Гости шумно сѣли. Марья Ивановна должна была занять мѣсто хозяйки. Возлѣ нея расположились Степанъ Ѳедоровичъ и Кромскій. Въ самомъ концѣ стола сѣлъ Сергѣевъ. Марья Ивановна чувствовала, какъ жирное колѣно Кромскаго прикасалось къ ея колѣну. Степанъ Ѳедоровичъ постоянно подливалъ ей вина. Она храбро пила, и все смѣялась. Таракановъ говорилъ о Спенсерѣ и Дарвинѣ. Полѣновъ одобрительно кивалъ головой. Къ концу ужина веселость стала преобладающей чертой характера гостей. Хохотъ не смолкалъ.
— Дай дѣвочкѣ еще вина! — говорилъ Кромскій Степану Ѳедоровичу. — Пусть дѣвочка напьется!
Понизивъ голосъ, онъ прибавилъ:
— А потомъ я дѣвочку домой подвезу… а?.. Пьяненькую? а?
Марья Ивановна краснѣла и, поднося къ губамъ бокалъ, влюбленно смотрѣла на Степана Ѳедоровича. Онъ шепталъ коснѣющимъ отъ страсти и вина языкомъ:
— Нѣтъ, ты вѣдь моя и ничья больше?
Она опускала вѣки въ знакъ утвердительнаго отвѣта. Но потомъ останавливала взглядъ на Сергѣевѣ. Тотъ ничего не пилъ, и его лицо, искаженное ревностью, пугало ее.
— Степанъ Ѳедоровичъ, скажите спичъ! Предложите тостъ! — крикнулъ Таракановъ.
Степанъ Ѳедоровичъ слегка клюнулъ носомъ и самодовольно улыбнулся.
— Просимъ, просимъ! — раздалось со всѣхъ сторонъ.
— Просимъ! — закричала Марья Ивановна съ звонкимъ смѣхомъ.

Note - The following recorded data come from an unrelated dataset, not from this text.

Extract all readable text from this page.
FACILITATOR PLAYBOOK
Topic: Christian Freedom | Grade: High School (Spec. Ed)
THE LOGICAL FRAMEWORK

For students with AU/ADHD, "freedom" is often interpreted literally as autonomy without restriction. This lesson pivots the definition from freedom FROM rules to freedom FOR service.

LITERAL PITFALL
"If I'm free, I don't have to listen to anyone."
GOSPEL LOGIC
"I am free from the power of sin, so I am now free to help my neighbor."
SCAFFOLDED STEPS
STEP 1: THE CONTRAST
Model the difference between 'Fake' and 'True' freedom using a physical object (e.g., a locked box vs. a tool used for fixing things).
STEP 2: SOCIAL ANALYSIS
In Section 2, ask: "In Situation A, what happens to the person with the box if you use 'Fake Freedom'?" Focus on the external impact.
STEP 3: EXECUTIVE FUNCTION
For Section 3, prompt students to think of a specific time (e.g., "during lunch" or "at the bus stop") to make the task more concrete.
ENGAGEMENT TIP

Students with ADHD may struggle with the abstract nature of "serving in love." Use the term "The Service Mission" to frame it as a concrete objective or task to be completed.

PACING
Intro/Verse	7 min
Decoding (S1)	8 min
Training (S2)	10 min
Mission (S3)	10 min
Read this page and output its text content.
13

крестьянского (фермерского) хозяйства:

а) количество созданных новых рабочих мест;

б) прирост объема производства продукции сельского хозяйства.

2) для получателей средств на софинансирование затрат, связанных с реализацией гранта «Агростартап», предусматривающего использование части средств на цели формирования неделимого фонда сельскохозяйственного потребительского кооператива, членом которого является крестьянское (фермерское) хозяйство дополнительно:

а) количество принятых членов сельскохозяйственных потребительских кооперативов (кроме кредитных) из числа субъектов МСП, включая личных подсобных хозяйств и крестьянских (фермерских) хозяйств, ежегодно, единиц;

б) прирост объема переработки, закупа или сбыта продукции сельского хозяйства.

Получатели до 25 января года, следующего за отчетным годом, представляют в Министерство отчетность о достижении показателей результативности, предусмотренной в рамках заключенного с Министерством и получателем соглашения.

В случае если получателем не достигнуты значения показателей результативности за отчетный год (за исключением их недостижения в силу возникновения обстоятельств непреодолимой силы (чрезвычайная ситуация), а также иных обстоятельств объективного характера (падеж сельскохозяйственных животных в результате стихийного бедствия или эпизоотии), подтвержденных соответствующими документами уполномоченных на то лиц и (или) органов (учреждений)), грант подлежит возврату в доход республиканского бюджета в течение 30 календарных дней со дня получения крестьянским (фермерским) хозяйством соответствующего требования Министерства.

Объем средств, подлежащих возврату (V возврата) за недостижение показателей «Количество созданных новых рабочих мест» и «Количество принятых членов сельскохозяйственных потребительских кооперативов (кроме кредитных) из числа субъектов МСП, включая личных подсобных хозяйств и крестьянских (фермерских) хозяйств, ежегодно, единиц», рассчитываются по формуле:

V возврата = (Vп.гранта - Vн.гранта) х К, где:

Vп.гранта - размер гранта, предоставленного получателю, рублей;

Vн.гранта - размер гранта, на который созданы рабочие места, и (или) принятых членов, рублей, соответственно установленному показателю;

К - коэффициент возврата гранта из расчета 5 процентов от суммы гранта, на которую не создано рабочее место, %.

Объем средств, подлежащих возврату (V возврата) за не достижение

— Скажи! — посовѣтовалъ Кромскій.
Степанъ Ѳедоровичъ взялъ бокалъ и всталъ. Глаза его приняли серьезное выраженіе.
— Пожалуй, скажу.
— Очень хорошо, очень хорошо!
Онъ сдѣлалъ надъ собой усиліе и, закинувъ голову, началъ, съ нѣкоторою восторженностью:
— Мы живемъ въ тяжелое время. Удушлива атмосфера, которою мы дышемъ. Рѣку нашей общественной жизни вдругъ запрудили плотиной непредвидѣнныхъ обстоятельствъ, и она, повидимому, готова обратиться вспять. Но если послѣднее случится, то всѣ плоды нашей молодой цивилизаціи — наши суды, наше земство, наше крестьянское самоуправленіе, наша городская автономія, наша адвокатура, наша печать, наши банки — все это погибнетъ. Такъ гибнутъ во время наводненій водяныя мельницы, причемъ мельники разоряются. Господа, мы мельники. Мы неустанно мелемъ муку общаго блага, и намъ слѣдуетъ позаботиться, чтобъ наводненіе не разорило насъ. Но какъ это сдѣлать? Разберемъ плотину, которая грозитъ намъ бѣдствіемъ. Вооружимся мы, либеральные элементы, противъ элементовъ, чуждыхъ нашей общественности…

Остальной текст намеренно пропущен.